O grupo reúne 14 jovens de diversas partes do mundo e tem como missão aconselhar o secretário-geral sobre ações e soluções para enfrentar a crise climática. Txai ganhou projeção internacional em 2021, ao discursar na abertura da Conferência da ONU sobre Mudanças Climáticas (COP26), no Reino Unido.
Nascida no povo indígena Suruí, em Rondônia, Txai é filha do cacique Almir Suruí, reconhecido por sua luta contra o desmatamento na Amazônia, e da indigenista Ivaneide Bandeira (Neidinha), fundadora da Associação de Defesa Etnoambiental Kanindé, que atua há mais de três décadas na proteção de territórios e no fortalecimento de comunidades indígenas. Atualmente, Txai coordena a organização.
Formada em Direito — sendo a primeira mulher do seu povo a conquistar o diploma na área —, ela utiliza sua formação para defender os direitos e a cultura indígena. Há cerca de três anos, fundou o Movimento da Juventude Indígena de Rondônia.
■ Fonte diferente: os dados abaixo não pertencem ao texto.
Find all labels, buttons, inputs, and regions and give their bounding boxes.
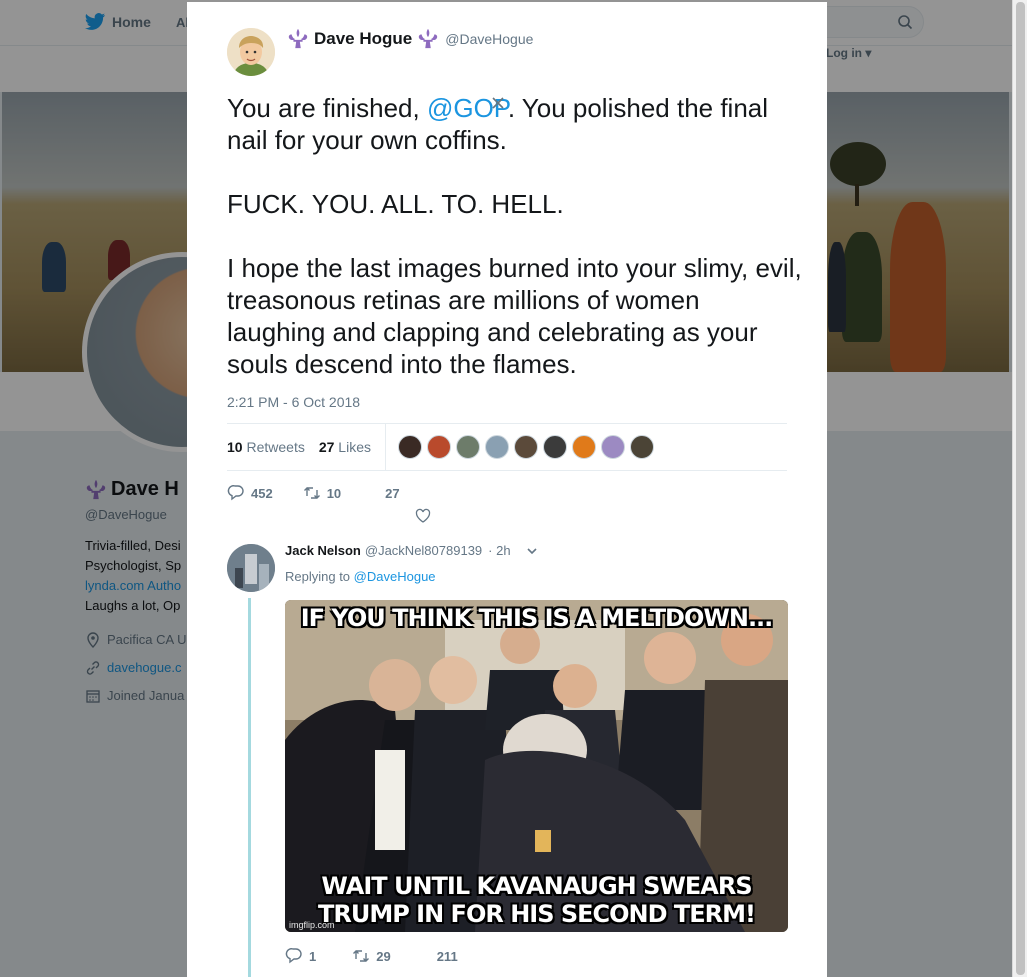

À frente do trabalho indigenista, já liderou manifestações pedindo a saída do então presidente Jair Bolsonaro e denunciou a expansão da agropecuária sobre a Terra Indígena Uru-Eu-Wau-Wau. Txai também atua como consultora da Fundação Avina, do Pacto Global da ONU e do WWF-Brasil.
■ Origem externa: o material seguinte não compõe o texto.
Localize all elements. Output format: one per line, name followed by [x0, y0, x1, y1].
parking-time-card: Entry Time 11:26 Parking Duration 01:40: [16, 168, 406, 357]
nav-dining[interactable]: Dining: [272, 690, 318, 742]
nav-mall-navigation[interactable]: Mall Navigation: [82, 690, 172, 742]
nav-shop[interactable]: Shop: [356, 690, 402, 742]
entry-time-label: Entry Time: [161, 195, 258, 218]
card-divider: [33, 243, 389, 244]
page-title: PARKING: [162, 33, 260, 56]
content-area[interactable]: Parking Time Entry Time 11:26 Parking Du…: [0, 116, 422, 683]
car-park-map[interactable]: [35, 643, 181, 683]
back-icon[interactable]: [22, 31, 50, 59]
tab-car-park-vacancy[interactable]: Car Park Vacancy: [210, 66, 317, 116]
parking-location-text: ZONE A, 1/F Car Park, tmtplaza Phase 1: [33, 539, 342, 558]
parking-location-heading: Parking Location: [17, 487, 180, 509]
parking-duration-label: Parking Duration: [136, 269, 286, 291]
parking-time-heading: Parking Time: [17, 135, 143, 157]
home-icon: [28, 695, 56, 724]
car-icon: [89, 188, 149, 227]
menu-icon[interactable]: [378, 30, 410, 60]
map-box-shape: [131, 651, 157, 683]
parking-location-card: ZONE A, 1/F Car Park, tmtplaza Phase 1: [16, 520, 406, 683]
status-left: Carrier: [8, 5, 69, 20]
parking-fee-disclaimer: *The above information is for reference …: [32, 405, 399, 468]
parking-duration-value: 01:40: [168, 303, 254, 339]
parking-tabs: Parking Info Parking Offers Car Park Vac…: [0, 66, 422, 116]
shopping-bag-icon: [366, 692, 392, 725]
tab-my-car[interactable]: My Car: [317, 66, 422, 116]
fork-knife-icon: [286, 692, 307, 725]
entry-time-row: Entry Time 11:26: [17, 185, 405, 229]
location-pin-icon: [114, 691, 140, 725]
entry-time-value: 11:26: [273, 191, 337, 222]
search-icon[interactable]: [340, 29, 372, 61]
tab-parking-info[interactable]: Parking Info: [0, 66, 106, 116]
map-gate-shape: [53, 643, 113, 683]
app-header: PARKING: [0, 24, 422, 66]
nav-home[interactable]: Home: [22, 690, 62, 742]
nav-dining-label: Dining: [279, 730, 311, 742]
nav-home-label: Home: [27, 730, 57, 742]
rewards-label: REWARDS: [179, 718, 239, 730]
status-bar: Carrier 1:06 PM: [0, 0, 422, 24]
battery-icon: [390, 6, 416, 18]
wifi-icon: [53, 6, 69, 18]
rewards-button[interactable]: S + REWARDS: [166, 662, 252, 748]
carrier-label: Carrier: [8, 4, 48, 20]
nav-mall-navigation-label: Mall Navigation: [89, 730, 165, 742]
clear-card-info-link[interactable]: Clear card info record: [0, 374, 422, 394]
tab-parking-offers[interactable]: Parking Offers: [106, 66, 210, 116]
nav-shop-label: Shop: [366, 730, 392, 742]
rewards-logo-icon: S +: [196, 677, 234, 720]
Ao apresentar os novos integrantes, António Guterres destacou: “A defesa destemida dos jovens tem sido fundamental na luta contra a crise climática”.
Com a nova função, Txai reforça seu compromisso de levar a voz dos povos indígenas e da Amazônia para os espaços de tomada de decisão global, contribuindo para estratégias que visam proteger o planeta.